Despite his misgivings, Netanyahu is supposed to trust the heads of the security branches. He is not supposed to force the General Security Services to wiretap their own telephones. Ironically, a large percentage of the most sensitive security leaks of all were caused by Netanyahu himself, whether by accident or on purpose. As opposition chairman in September 2007, Netanyahu almost spilled the beans that Israel attacked the nuclear reactor in Syria during the trickiest moments after the assault. In 1995, Netanyahu stood at the Knesset’s podium and waved a very confidential document prepared by the Israel Defense Forces.
Throughout his many years as prime minister, Netanyahu has managed to get into arguments with almost all of the security heads. Barely any of them finished their terms of office. In his first term of office, the list included Chief of Staff Amnon Lipkin-Shahak (now deceased), Shin Bet head Ami Ayalon and Mossad head Danny Yatom. Almost all of the higher-ups who have operated under him have criticized Netanyahu severely at some point, including deceased Mossad head Meir Dagan, Chief of Staff Gabi Ashkenazi and Shin Bet head Yuval Diskin. The same is true for their replacements, especially Gantz and Pardo.

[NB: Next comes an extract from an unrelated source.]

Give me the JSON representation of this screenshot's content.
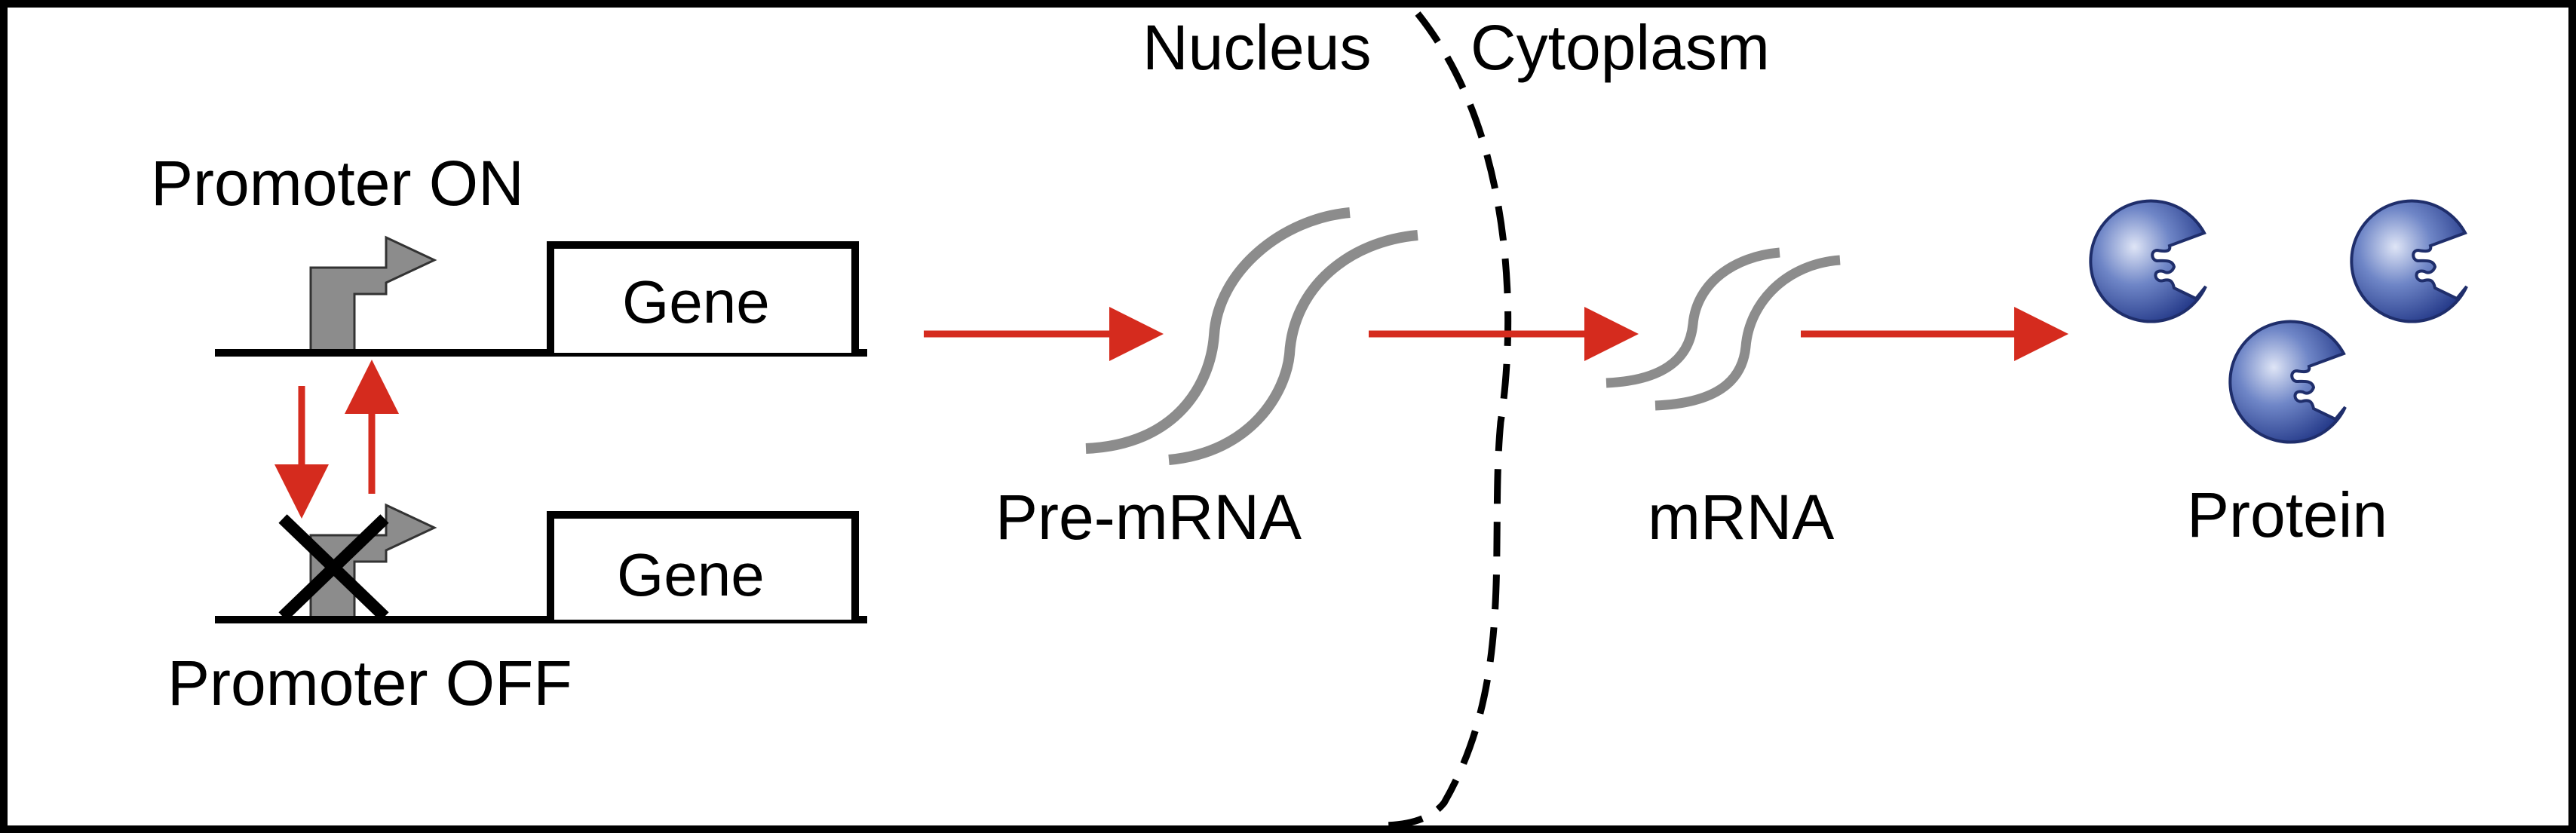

Netanyahu was once leery of public confrontations with the heads of security services. One of the most basic working assumptions of Israeli politics over the years was that it was never wise to publicly enter into direct verbal clashes with senior security figures, in light of the popularity of these figures among the Israeli public. The last decade has seen a slow but relentless evolution led by Netanyahu that has changed this reality from one extreme to the other. This process brought us to the current situation in which no one dares to antagonize Netanyahu publicly. No one is immune. Netanyahu is Israel's undisputed public opinion leader and no one can politically survive a public confrontation with him. The fate of those higher-ups and officers serving under him who don’t follow the rules is an open secret: slander and public shaming. They will be pulverized by the prime minister’s media campaigns and join the long list of high-ranking officials brought down by him.